I know, I am just complaining. I get upset when things don't go my way and don't really make the effort, in my opinion, to change things. I need to take things in stride. I should not become frightened when a resident tries to intimidate me. I need to rationalize that this is a defense mechanism for her. I try to be strong but I'm still a vulnerable person. I need to be more strict with my boundaries and know when someone is trying to manipulate me. It's not therapeutic to enable clients for fear if I don't something bad will happen to them. For example, a client of mine who was in a residential treatment facility for drugs decided to leave after being there only a week and a half. She asked me to come get her. I told her "no." She was upset and begging me to pick her up. I had things to do that day and couldn't take the time to get her. I felt picking her up would mean it was okay for her to do whatever she wanted without having to deal with the consequences. She has the right to leave treatment but I have the right as a case manager not to get her, I think. She ends up finding her way home and then goes out the next day to get high and breaks her leg. I actually felt bad! I thought if I had picked her up things would have been different; however, I realize that I have no control what my clients do nor can I control them.  

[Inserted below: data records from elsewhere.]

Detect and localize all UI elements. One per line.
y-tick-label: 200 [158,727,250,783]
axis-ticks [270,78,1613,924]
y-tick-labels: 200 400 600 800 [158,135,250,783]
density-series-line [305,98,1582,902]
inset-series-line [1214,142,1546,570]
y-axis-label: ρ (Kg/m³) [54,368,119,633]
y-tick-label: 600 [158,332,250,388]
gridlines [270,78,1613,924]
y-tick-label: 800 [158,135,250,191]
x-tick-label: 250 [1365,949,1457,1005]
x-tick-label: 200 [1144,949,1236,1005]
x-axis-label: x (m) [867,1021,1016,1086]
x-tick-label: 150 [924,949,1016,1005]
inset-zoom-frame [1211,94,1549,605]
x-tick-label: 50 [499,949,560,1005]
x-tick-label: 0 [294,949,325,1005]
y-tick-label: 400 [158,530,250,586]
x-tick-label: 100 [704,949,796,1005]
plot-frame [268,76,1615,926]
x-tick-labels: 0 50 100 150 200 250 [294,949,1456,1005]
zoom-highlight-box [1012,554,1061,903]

I know all professionals have moments of doubt when they start a career and I should not be an exception. It's still painful when it happens though. I need to learn to care for myself and not be so wrapped up in my clients' doings. I should not press what I want for them but rather be empathic and there for them no matter what they choose. To quote William Ernest Henley, "I am the master of my fate. I am the captain of my soul." 

I hope it gets better.

Wednesday, April 22, 2009

My Return to the Blogosphere

Yes! I have returned. It took me a long time to discern whether writing regularly to a blog would be beneficial or even feasible. However, since I've told many people that I already use journaling as a means to decompress and care for myself, I figured it's time to either put up or shut up. I had written a blog in the past and it was quite interesting to see how much I had evolved as a person from my very first entry in June of 2001 through my last one in July of 2007. Various things prevented me from writing again, e.g. returning to school, not having enough time, and, quite honestly, apathy. I felt I had nothing interesting about which to write. After all, who wants to read about what I had, or did not have, for breakfast? Unless you're a scientist researching cereal trends or are incredibly voyeusteric, no one would care.

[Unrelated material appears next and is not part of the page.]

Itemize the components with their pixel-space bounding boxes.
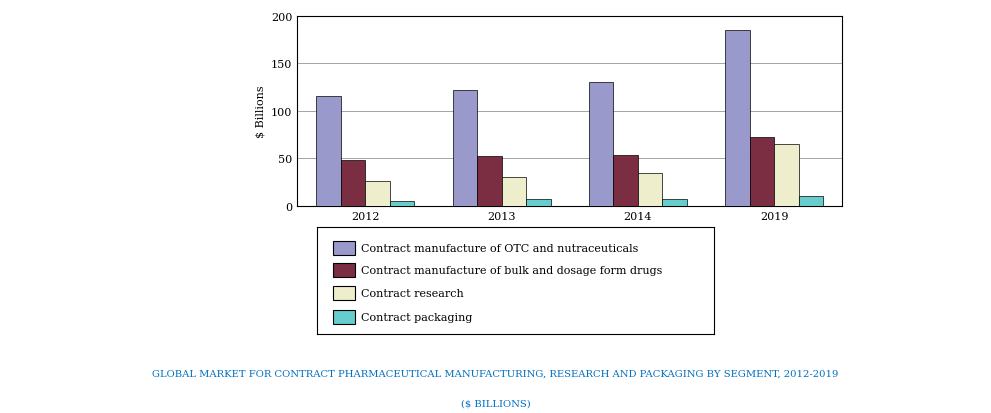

So why am I writing again? I need an outlet to voice my frustrations and share my thoughts. I am a social worker who works for a non-profit AODA/MH treatment agency. I work with an extremely challenging population and many times I take my work home with me. I'm sure my husband and sister are tired of seeing me mope or listen to me complain. I will try and not make this a bitch blog, but rather, share my journey in which I am evolving in my profession and as a person. I would enjoy feedback or commiseration, if that's even a word. I hope, above all, that writing this blog will be extremely therapeutic for me. If I am able to help myself then I will be a better clinician to my clients - at least I hope so.